FIFA Women’s World Cup debutant Sophia Smith has no problem getting hyped up for a game — just do not expect her to recognize the music her millennial teammates are playing in the locker room.
The 22-year-old forward is among a small group of Gen Z talent on a US squad that spans some two decades, united in the goal of bringing home a third consecutive title when the tournament starts on July 20 in Australia and New Zealand.
“They’ll talk about the technology they had, like the CD,” said Smith, who has never used a CD player and was once subject to good-natured ribbing for failing to identify the music of 1990s rapper Tupac.
Photo: AFP
“Some of the songs they play, they’re all listening to, I have no idea what they are. They sound like my parents,” Smith said.
Building chemistry in a World Cup squad is no easy feat, as players who once regarded one another as club foes must bond as teammates in a span of a few weeks, forming a cohesive unit.
“We literally had players that played the night before against each other and then they traveled all day to come together and now all of a sudden to have to be in the same team,” coach Vlatko Andonovski said on Tuesday.
Among the defending champions, another potential hurdle exists: an age gap.
Veteran forward Megan Rapinoe turns 38 next month and finds herself on the same squad as 18-year-old Alyssa Thompson.
Thompson and 21-year-old forward Trinity Rodman count retired great Carli Lloyd’s goal from the halfway mark in the 2015 Women’s World Cup final as a pivotal memory from their childhoods.

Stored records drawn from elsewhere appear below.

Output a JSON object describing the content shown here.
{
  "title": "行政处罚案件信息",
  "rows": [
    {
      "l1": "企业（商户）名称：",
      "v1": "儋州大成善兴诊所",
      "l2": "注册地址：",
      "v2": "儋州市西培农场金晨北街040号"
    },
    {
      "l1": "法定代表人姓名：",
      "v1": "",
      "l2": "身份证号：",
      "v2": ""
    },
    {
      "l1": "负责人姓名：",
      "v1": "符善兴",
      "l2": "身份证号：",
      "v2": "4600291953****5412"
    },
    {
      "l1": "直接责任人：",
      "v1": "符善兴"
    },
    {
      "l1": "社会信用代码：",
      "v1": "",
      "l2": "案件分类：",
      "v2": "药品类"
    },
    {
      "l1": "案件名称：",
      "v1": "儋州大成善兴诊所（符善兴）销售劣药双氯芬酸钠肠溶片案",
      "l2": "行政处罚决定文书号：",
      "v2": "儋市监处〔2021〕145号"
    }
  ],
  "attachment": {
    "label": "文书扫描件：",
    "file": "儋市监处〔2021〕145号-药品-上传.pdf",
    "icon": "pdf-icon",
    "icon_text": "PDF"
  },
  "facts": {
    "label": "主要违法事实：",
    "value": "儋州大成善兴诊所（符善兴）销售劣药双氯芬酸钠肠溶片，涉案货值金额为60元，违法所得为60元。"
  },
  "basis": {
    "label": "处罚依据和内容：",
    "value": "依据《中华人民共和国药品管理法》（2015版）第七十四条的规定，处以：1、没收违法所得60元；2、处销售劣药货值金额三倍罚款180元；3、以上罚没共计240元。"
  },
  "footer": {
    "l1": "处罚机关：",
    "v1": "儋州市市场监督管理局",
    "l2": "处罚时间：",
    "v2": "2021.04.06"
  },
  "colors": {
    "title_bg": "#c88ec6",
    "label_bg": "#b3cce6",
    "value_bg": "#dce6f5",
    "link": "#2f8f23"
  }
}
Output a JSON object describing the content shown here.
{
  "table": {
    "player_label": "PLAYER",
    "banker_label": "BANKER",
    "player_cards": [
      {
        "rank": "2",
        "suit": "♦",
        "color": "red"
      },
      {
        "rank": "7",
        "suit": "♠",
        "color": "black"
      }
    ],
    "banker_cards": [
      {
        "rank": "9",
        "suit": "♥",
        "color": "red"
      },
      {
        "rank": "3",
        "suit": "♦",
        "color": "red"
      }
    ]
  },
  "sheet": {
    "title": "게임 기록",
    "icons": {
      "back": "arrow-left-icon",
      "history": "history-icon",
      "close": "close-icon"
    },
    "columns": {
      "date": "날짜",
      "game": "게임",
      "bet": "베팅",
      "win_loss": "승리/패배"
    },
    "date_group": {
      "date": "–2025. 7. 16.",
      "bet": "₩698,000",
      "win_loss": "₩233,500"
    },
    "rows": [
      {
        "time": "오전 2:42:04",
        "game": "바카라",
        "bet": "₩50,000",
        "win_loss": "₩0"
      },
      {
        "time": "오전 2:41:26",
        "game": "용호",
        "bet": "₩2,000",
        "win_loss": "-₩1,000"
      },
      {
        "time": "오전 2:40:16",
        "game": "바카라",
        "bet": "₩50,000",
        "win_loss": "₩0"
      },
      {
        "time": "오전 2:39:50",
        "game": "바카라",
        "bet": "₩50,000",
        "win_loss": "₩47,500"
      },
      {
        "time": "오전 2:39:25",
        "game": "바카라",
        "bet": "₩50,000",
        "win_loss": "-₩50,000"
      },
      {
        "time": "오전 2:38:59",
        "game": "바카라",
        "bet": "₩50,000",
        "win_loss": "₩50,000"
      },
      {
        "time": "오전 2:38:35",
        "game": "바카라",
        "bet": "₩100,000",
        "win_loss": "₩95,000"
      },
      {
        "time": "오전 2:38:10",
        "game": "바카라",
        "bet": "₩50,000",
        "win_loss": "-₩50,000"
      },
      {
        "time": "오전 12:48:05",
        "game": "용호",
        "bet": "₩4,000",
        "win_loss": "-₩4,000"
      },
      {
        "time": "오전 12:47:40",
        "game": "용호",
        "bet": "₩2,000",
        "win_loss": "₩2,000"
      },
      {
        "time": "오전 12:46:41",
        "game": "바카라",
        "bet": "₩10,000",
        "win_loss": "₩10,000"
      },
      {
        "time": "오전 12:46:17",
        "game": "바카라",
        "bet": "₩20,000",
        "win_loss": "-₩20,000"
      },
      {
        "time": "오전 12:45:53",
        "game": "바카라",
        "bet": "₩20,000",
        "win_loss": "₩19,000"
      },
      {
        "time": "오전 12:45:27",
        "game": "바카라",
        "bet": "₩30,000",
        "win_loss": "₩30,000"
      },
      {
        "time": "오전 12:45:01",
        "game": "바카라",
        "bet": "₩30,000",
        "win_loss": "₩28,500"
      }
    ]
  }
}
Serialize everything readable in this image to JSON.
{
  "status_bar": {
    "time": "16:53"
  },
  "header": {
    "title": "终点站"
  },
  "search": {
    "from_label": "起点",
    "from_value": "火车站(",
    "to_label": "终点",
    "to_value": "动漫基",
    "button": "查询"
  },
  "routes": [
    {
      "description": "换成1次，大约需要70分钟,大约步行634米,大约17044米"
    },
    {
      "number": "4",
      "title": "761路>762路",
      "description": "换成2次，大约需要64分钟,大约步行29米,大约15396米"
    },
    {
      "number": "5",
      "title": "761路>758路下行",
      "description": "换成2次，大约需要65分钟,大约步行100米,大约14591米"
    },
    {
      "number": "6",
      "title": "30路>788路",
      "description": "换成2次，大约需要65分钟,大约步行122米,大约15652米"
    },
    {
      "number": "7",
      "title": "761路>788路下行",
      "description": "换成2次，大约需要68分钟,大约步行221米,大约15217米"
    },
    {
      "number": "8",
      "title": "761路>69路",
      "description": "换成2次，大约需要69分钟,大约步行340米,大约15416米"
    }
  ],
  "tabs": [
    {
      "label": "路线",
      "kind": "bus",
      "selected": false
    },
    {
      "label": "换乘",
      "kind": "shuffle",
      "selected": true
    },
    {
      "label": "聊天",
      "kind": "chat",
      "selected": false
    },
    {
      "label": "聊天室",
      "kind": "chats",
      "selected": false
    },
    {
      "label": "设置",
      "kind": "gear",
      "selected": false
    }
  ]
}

Five of their teammates this year were on the team with Lloyd when it happened.
“I’m still cool and hip. You know, I try to tell my teammates that,” said 30-year-old veteran defender Crystal Dunn, who plans to take her son, Marcel, on the road when she competes at the tournament.
“I have a kid and all of a sudden people are like: ‘Oh did you hear about TikTok, Crystal?’” she said.
However, the US players said at a pretournament media event on Tuesday that there was nothing but love between the generations.
“I really connect with all my teammates,” Dunn said. “Just because we’re in different phases in our career doesn’t mean that, you know, we can’t find common ground.”